A reader who is renting a property wants to know if she can cancel her lease and replace it with an updated agreement which reflects a number of alterations she wishes to make.
The current lease addresses provisions relating to water and electricity. She says the electricity has been converted to a prepaid system and she wants to do the same in respect of water.
See the reader’s question here.
She adds that other environmental factors may influence provisions in the agreement of lease and this is her reason for wishing to create a new one which incorporates the changes.
The reader should begin by examining the provisions of the agreement.
In this way she can determine whether the changes she is effecting to the rental property are permitted. It could be that the lease already permits such physical alterations.
For example, the parties may have envisaged certain changes prior to concluding the lease and accordingly made provision for such alterations at that time.
The agreement may permit the changes with the consent of the landlord, which is typically required to be given in writing before the tenant effects any of the intended changes.

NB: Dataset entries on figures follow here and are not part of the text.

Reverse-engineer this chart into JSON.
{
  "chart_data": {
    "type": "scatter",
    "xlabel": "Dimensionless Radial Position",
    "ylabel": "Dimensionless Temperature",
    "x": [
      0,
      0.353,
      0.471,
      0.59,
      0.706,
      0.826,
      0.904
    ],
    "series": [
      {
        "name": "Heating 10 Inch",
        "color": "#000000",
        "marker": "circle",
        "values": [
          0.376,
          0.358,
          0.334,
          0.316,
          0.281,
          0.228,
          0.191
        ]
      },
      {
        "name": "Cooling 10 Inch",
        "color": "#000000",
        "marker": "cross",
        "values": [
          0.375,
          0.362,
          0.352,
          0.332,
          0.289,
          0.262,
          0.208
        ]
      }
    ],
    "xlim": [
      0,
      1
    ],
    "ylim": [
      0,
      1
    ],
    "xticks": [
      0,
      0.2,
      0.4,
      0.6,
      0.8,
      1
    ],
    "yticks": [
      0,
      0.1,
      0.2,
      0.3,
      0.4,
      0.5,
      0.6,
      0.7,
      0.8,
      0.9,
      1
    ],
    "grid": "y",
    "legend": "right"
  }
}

In these instances it would be unnecessary for any amendments to be made to the agreement itself as it would cater for the required changes.
On the other hand, if the lease does not say anything about allowing alterations it is not necessary for it to be cancelled merely to amend its terms.

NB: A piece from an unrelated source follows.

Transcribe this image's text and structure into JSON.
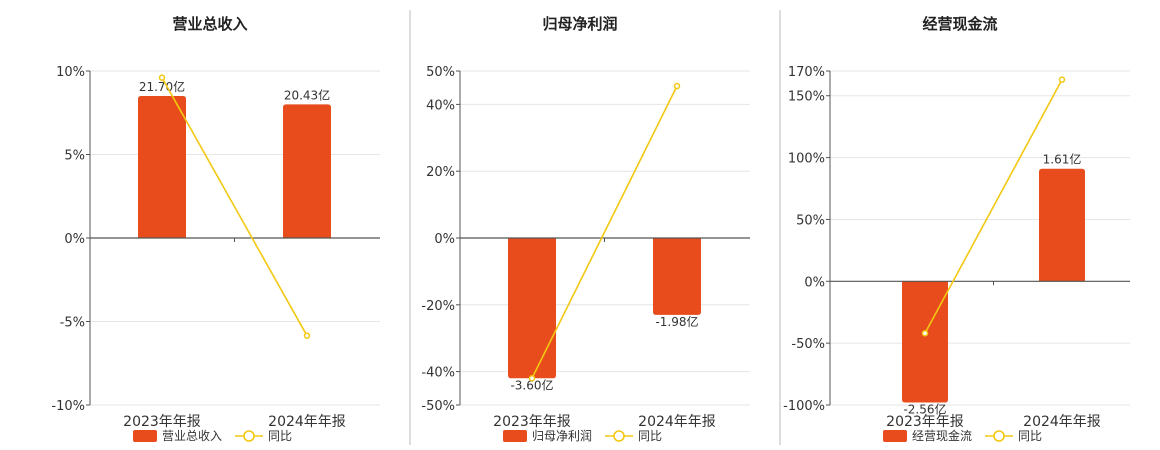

It may indeed be subject to a specific period and may still be effective for a number of months or years.
Our reader’s possible attempt to cancel the lease could be regarded as a breach by the landlord, regardless of her intentions.
Depending on the lease conditions it could be as simple as the reader getting written consent from the landlord for the alterations or obtaining approval for any intended alterations.

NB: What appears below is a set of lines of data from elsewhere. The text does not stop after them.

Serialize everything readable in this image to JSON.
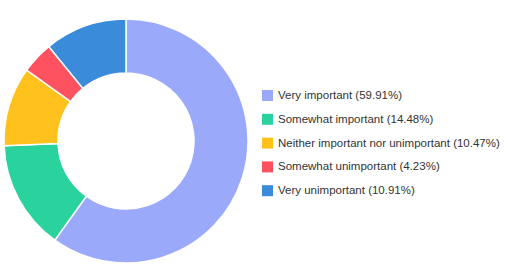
{
  "chart_data": {
    "type": "donut",
    "categories": [
      "Very important (59.91%)",
      "Somewhat important (14.48%)",
      "Neither important nor unimportant (10.47%)",
      "Somewhat unimportant (4.23%)",
      "Very unimportant (10.91%)"
    ],
    "values": [
      59.91,
      14.48,
      10.47,
      4.23,
      10.91
    ],
    "colors": [
      "#9ba9fb",
      "#2ad39d",
      "#ffc21c",
      "#ff5261",
      "#3a8bd9"
    ],
    "legend": "right"
  }
}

In the event of both parties agreeing to the alterations, the consent would be via an addendum to the agreement.
This would set out any historical alterations to the rented property and any envisaged alterations, as well as record the landlord’s consent.
Importantly, the reader should also ensure that the ownership of any alterations is addressed.
This is usually only required where any improvements are able to be removed upon termination of the lease.
Alternatively the agreement should state whether our reader should be compensated for the improvements upon termination of the lease.
Addressing any such practicalities would potentially prevent a dispute between the landlord and the reader upon the termination of the lease and vacation of the rented property.
It is often the case that a tenant expects to be reimbursed or compensated to some extent for any improvements made during the currency of the rental.
Clearly, reimbursement or compensation is not always a consideration the landlord is prepared to take into account upon termination.
This is especially the case when improvements are only of value to that tenant and do not substantially and positively influence the rented property.